Iraqi Kurdish politician

Hikmat Muhammad Karim (born 20 August 1954, Khanaqin), known as Mala Bakhtiyar or Mala Bakhtiar (مه‌لا به‌ختیار, Mala Baxtiyar), is a prominent political leader and senior Iraqi Kurdish politician. He is a commander and general of the Kurdish PUK Peshmerga forces and is considered one of the most powerful people in Iraq. Mala Bakhtiar previously served as the chief of the Executive Bureau of the Patriotic Union of Kurdistan. Currently, he is the joint leader of the Supreme Political Council of the Patriotic Union of Kurdistan (PUK), alongside Kosrat Rasul Ali.

In 1986, Bakhtiyar left the Patriotic Union of Kurdistan to establish his own party, called Alayî Şoriş (Banner of Revolution). However, in 1990, the party merged with the Kurdistan Toilers' Party. Following the 1992 Kurdistan Region parliamentary election, Mala Bakhtiyar and most of the former Alayî Şorîş leadership left the party and rejoined the PUK. Upon his return, he became a member of the party's leadership council.

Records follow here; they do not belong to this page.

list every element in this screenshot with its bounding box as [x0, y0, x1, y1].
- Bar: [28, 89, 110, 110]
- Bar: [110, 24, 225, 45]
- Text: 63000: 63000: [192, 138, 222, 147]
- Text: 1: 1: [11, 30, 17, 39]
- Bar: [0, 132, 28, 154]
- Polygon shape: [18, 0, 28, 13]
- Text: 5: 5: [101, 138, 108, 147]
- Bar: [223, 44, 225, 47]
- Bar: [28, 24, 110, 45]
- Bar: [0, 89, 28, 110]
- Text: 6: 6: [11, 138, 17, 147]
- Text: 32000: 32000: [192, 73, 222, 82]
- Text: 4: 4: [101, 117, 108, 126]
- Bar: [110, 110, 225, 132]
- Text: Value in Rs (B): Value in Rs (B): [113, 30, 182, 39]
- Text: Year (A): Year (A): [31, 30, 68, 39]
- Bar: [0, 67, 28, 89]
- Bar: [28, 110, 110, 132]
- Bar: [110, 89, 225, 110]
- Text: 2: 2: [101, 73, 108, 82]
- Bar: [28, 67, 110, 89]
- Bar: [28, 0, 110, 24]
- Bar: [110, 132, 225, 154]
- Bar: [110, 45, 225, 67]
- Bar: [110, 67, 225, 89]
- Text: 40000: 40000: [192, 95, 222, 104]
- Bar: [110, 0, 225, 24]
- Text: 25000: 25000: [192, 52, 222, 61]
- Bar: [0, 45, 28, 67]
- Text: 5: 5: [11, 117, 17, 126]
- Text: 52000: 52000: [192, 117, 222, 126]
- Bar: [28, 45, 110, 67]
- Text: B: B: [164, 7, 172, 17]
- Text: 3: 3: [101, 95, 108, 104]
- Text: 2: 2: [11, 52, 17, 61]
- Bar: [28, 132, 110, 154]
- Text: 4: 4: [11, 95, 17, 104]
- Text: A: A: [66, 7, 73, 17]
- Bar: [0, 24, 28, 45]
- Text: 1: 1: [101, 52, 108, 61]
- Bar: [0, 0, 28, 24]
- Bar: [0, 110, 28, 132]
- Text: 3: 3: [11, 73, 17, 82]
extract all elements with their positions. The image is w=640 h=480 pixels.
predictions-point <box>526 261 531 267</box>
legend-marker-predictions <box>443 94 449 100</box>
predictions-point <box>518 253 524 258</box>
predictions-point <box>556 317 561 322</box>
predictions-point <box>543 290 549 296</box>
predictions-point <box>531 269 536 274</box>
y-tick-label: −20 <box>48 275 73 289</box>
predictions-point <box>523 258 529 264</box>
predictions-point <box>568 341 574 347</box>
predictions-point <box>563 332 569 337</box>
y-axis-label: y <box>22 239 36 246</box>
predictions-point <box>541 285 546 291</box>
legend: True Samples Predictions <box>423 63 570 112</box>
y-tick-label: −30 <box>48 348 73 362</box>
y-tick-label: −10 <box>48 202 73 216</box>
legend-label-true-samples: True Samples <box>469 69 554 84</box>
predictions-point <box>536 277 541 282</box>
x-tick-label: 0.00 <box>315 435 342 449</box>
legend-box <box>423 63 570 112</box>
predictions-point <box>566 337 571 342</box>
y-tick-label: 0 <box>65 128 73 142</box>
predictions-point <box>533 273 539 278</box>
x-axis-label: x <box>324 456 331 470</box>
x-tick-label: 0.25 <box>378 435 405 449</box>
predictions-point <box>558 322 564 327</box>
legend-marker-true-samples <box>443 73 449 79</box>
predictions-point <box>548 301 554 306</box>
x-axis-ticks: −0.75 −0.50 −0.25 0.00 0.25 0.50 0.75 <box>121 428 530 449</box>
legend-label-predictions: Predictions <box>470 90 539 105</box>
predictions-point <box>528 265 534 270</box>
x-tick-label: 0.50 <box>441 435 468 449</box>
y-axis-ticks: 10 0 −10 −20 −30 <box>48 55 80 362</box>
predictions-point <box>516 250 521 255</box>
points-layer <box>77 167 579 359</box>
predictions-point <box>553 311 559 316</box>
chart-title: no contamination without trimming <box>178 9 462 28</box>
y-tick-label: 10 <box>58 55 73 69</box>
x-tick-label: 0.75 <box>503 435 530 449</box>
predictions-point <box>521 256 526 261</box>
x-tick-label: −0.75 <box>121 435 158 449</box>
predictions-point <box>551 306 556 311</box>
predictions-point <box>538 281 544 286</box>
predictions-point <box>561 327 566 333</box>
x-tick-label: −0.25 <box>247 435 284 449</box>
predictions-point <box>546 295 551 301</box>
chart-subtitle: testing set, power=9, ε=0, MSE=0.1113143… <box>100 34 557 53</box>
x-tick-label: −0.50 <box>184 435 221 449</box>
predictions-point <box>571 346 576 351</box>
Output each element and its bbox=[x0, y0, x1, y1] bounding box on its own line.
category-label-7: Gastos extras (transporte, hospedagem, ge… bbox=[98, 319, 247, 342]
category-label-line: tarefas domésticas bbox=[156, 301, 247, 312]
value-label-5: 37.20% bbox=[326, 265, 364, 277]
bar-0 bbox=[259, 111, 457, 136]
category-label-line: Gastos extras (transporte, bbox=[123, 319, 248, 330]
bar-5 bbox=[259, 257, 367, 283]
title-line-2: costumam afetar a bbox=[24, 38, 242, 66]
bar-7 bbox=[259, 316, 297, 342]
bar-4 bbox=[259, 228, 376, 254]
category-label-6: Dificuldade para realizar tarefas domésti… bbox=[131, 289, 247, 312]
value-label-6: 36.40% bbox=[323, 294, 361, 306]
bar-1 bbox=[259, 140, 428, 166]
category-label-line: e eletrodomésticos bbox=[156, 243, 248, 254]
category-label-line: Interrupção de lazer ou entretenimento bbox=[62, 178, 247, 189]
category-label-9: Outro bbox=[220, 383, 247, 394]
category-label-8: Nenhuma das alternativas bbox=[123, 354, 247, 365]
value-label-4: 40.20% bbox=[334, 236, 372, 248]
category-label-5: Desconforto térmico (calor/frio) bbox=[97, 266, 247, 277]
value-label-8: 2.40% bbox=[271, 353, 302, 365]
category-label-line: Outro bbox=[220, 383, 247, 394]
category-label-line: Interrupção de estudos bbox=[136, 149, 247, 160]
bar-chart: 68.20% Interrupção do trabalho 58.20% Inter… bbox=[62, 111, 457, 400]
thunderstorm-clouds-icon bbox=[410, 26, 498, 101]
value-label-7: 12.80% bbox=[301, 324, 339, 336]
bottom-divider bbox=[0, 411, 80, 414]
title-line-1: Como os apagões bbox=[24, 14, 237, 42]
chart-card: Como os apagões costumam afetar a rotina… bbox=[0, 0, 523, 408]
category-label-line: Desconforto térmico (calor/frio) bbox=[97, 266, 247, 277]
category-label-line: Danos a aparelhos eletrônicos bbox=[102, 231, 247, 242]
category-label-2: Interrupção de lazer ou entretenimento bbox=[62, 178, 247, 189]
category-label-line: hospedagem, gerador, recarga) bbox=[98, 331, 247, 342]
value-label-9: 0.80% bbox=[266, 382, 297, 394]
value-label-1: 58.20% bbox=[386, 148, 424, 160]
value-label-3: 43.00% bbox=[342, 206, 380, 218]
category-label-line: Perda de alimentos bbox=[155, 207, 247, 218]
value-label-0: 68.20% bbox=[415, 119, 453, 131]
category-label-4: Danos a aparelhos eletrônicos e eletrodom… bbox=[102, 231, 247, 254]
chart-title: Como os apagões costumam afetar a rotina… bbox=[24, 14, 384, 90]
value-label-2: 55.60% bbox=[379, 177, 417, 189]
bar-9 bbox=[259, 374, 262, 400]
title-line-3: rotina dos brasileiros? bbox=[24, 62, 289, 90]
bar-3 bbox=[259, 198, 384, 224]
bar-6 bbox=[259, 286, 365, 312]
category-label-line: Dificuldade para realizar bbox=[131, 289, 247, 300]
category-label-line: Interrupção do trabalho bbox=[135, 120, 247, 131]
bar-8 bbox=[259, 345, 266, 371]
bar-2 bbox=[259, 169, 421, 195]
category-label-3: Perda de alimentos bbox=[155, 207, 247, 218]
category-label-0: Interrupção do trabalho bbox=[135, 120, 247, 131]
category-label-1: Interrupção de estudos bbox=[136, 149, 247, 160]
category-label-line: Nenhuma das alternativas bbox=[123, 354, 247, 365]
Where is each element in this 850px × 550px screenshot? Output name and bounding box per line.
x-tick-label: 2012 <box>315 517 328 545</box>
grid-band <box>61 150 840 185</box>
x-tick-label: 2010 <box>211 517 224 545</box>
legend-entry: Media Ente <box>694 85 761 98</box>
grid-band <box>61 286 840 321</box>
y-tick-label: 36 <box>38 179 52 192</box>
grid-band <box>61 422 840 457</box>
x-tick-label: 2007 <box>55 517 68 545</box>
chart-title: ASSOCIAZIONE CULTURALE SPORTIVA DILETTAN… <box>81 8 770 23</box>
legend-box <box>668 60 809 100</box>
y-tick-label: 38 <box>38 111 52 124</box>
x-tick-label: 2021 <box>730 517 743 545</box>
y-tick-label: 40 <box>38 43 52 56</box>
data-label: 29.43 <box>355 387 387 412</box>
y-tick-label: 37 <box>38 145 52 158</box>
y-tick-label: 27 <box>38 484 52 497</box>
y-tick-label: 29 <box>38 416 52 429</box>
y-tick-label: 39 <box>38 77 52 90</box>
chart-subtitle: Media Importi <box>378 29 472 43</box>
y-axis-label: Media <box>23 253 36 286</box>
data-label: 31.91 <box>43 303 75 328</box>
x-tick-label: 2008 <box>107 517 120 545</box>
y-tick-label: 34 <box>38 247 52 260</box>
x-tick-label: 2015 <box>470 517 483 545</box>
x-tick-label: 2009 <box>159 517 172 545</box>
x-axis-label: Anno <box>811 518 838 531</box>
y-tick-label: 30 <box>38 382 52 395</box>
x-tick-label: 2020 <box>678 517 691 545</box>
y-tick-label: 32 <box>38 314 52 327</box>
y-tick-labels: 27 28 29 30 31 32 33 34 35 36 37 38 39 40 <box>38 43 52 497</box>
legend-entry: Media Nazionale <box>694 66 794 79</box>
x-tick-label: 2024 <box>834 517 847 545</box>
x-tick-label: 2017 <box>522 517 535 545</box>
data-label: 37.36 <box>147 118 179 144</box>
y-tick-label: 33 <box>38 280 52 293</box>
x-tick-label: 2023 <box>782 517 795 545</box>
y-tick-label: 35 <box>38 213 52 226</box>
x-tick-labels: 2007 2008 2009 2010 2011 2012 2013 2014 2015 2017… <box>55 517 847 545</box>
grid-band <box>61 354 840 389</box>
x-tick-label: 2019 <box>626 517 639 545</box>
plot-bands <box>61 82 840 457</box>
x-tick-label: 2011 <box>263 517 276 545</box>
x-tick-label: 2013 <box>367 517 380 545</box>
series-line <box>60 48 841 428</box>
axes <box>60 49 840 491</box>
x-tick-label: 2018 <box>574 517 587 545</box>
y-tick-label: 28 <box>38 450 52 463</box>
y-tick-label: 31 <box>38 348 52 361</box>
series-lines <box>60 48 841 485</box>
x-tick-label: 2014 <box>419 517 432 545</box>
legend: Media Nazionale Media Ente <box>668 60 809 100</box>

Mala Bakhtiar was awarded a medal for being the best national and intellectual figure of the middle east by the International Union of Economists and Managers in the European Union and was recognized as an international democratic figure in 2014. His power was on the rise after the PUK held its 4th congress on 19 December 2019, during which he was elected into the Supreme Political Council of the PUK. In November 2021, it was reported that he had been poisoned and was receiving treatment. On 13 November 2021, after receiving treatment in Berlin, Germany, he returned to Sulaimaniyah, Kurdistan, where he received a hero's welcome.

== Publications ==

- Kurdish Revolution and Modern Changes (1992)
- Becoming Rebellious to History (2nd ed., 1998)
- At service of Literature (1998)
- Democracy after Cold War (1999)
- Collection of Some Topics (1999)
- Democracy between Modernism and Post-modernism (2000)
- Rational Freedom and Civil Society (2001)
- Democracy and its Enemies (1st ed., 2006; 2nd ed., 2014)
- A Bunch of History of Kurdistan Toilers Party, or Komala (2012)
- Spiritual Totalitarianism and Duties of Modern Enlightenment, A Response to Secretary-General of Kurdistan Islamic Union's Report (2013)
- Anaka Discourse and Turning of Contemporary Kurdish Struggle (2013)
- A Group of Essays on the 38th anniversary of PUK
- Intersection of Democracy and Salafism (1st ed., 2014)
- Modern Political Roadmap in the Middle East (2014)
- Kurdistan Revolutions and Modern Changes (2015)
- Kurdistan, HDP and Turkey, Towards Which Political Harbor?
- ISIS, Expectations of its Emergence and Its Risks.